Venda de precatório com deságio: quando ainda há IR e ganho de capital
Vender precatório por menos do valor de face não elimina o Imposto de Renda. Veja quando há tributação, ganho de capital e como declarar sem cair na malha.
Tatiana Botelho
Receber um precatório costuma ser motivo de alívio para quem esperou anos por uma decisão judicial contra a União, estado ou município. Mas, quando o pagamento demora a sair da fila oficial, é comum que o titular do crédito decida vender o precatório para um terceiro — quase sempre por um valor menor do que o que tem direito a receber. Essa diferença a menor é o chamado deságio. O problema é que, mesmo quando o contribuinte recebe menos do que o valor de face do precatório, ainda pode haver Imposto de Renda e ganho de capital a recolher, e essa é uma das maiores armadilhas tributárias desse tipo de operação.

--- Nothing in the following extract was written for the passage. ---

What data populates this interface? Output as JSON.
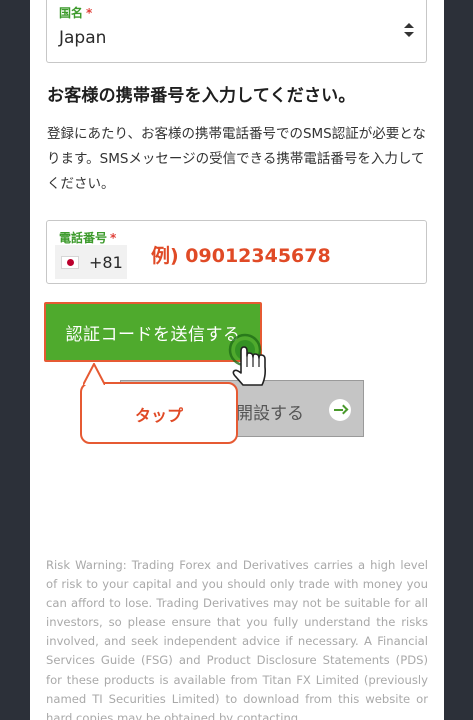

Neste guia, em linguagem direta para quem não é especialista em tributação, você vai entender por que o precatório é vendido com deságio, em que situações a Receita Federal continua cobrando IR mesmo na venda antecipada, quando aparece a figura do ganho de capital — tanto para o vendedor quanto para o comprador — e como declarar a operação para não cair na malha fina. Se você é credor de precatório, herdeiro de um titular falecido ou está pensando em ceder esse crédito para uma empresa especializada, vale ler até o fim antes de assinar qualquer contrato.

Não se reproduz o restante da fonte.